Now, From (1) we have

$y=\frac{11x+4}{9}.............(3)$

Substituting this value of y in (2)

$6x-5\left(\frac{11x+4}{9}\right)=-3$

$\Rightarrow 54x-55x-20=-27$

$\Rightarrow -x=20-27$

$\Rightarrow x=7$

Substituting this value of x in (3)

$y=\frac{11x+4}{9}=\frac{11(7)+4}{9}=\frac{81}{9}=9$

Hence the required fraction is

$\frac{x}{y}=\frac{7}{9}.$

Q7 Form the pair of linear equations for the following problems and find their solution by substitution method. (vi) Five years hence, the age of Jacob will be three times that of his son.
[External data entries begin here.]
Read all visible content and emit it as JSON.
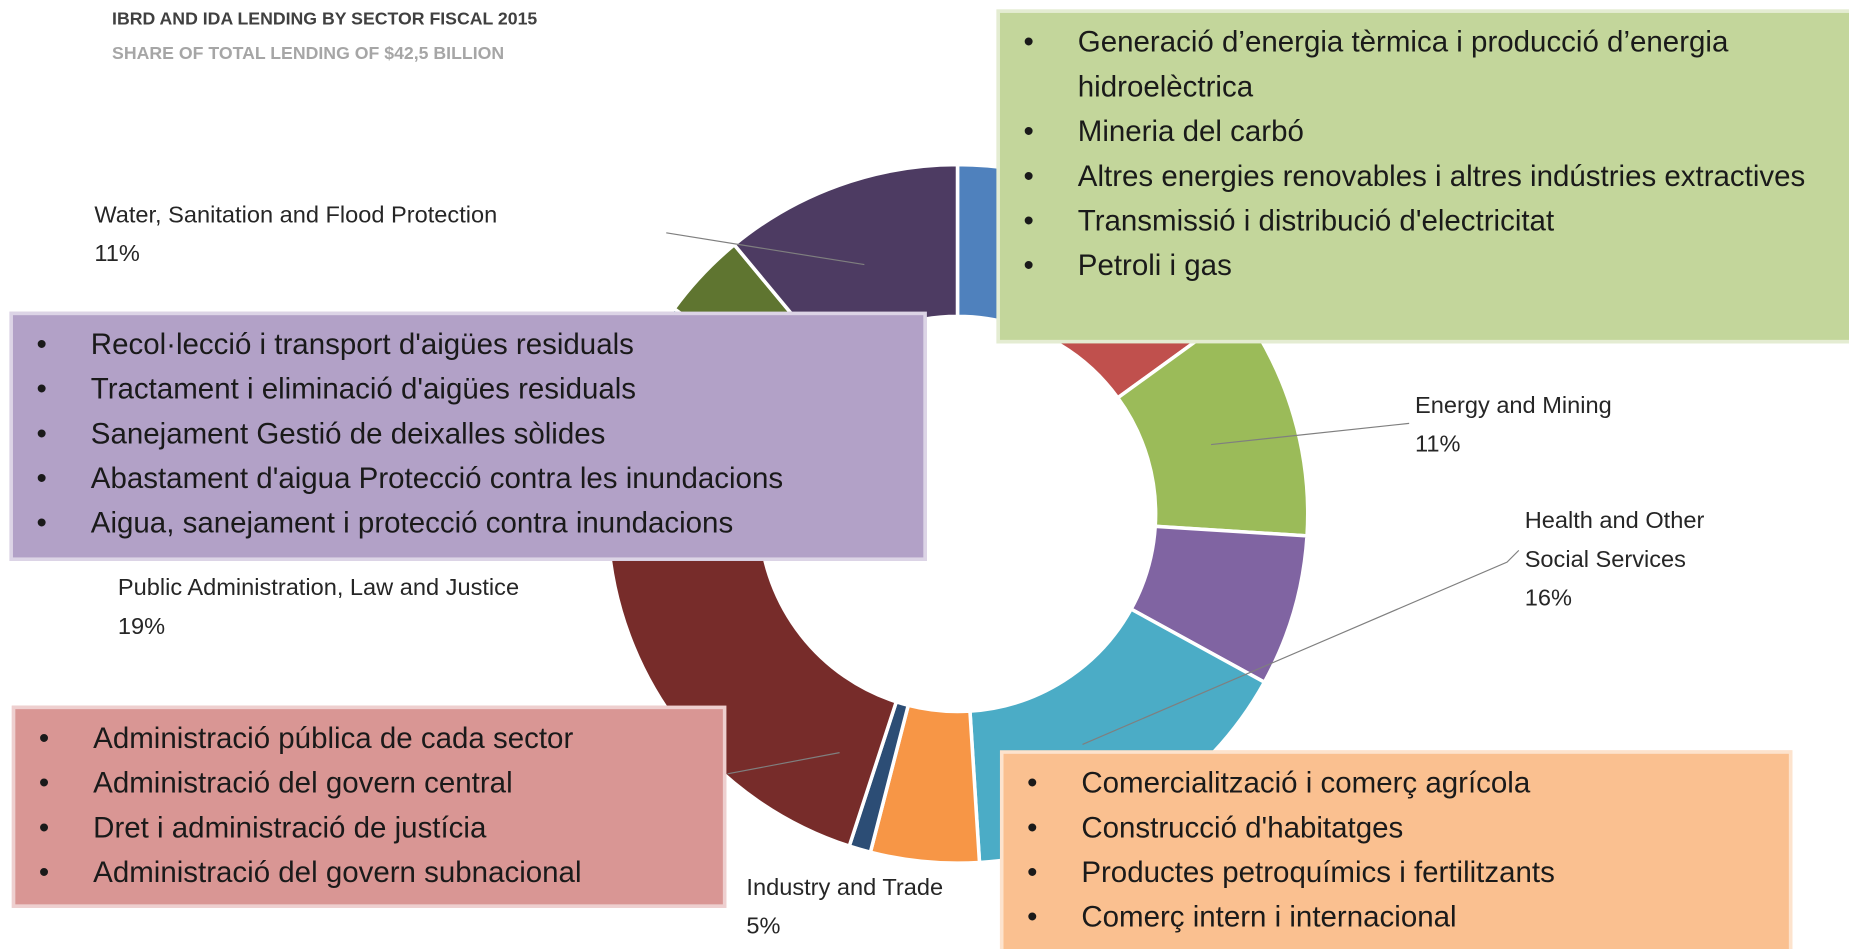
{
  "chart_data": {
    "type": "donut",
    "title": "IBRD AND IDA LENDING BY SECTOR FISCAL 2015",
    "subtitle": "SHARE OF TOTAL LENDING OF $42,5 BILLION",
    "categories": [
      null,
      null,
      "Energy and Mining",
      null,
      "Health and Other Social Services",
      "Industry and Trade",
      null,
      "Public Administration, Law and Justice",
      null,
      null,
      "Water, Sanitation and Flood Protection"
    ],
    "values": [
      7,
      8,
      11,
      7,
      16,
      5,
      1,
      19,
      11,
      4,
      11
    ],
    "value_labels": [
      null,
      null,
      "11%",
      null,
      "16%",
      "5%",
      null,
      "19%",
      null,
      null,
      "11%"
    ],
    "colors": [
      "#4f81bd",
      "#c0504d",
      "#9bbb59",
      "#8064a2",
      "#4bacc6",
      "#f79646",
      "#2c4d75",
      "#772c2a",
      "#276a7c",
      "#5f7530",
      "#4d3b62"
    ]
  },
  "callouts": [
    {
      "items": [
        "Generació d’energia tèrmica i producció d’energia hidroelèctrica",
        "Mineria del carbó",
        "Altres energies renovables i altres indústries extractives",
        "Transmissió i distribució d'electricitat",
        "Petroli i gas"
      ]
    },
    {
      "items": [
        "Recol·lecció i transport d'aigües residuals",
        "Tractament i eliminació d'aigües residuals",
        "Sanejament Gestió de deixalles sòlides",
        "Abastament d'aigua Protecció contra les inundacions",
        "Aigua, sanejament i protecció contra inundacions"
      ]
    },
    {
      "items": [
        "Administració pública de cada sector",
        "Administració del govern central",
        "Dret i administració de justícia",
        "Administració del govern subnacional"
      ]
    },
    {
      "items": [
        "Comercialització i comerç agrícola",
        "Construcció d'habitatges",
        "Productes petroquímics i fertilitzants",
        "Comerç intern i internacional"
      ]
    }
  ]
}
Five years ago, Jacob’s age was seven times that of his son. What are their present ages?

Answer:

Let x be the age of Jacob and y be the age of Jacob's son,

Now, According to the question

$x+5=3(y+5)$

$\Rightarrow x+5=3y+15$

$\Rightarrow x-3y=10..........(1)$

Also,

$x-5=7(y-5)$

$\Rightarrow x-5=7y-35$

$\Rightarrow x-7y=-30.........(2)$

Now,

From (1) we have,

$x=10+3y...........(3)$

Substituting this value of x in (2)

$10+3y-7y=-30$

$\Rightarrow -4y=-30-10$

$\Rightarrow 4y=40$

$\Rightarrow y=10$

Substituting this value of y in (3),

$x=10+3y=10+3(10)=10+30=40$

Hence, Present age of Jacob is 40 years and the present age of Jacob's son is 10 years.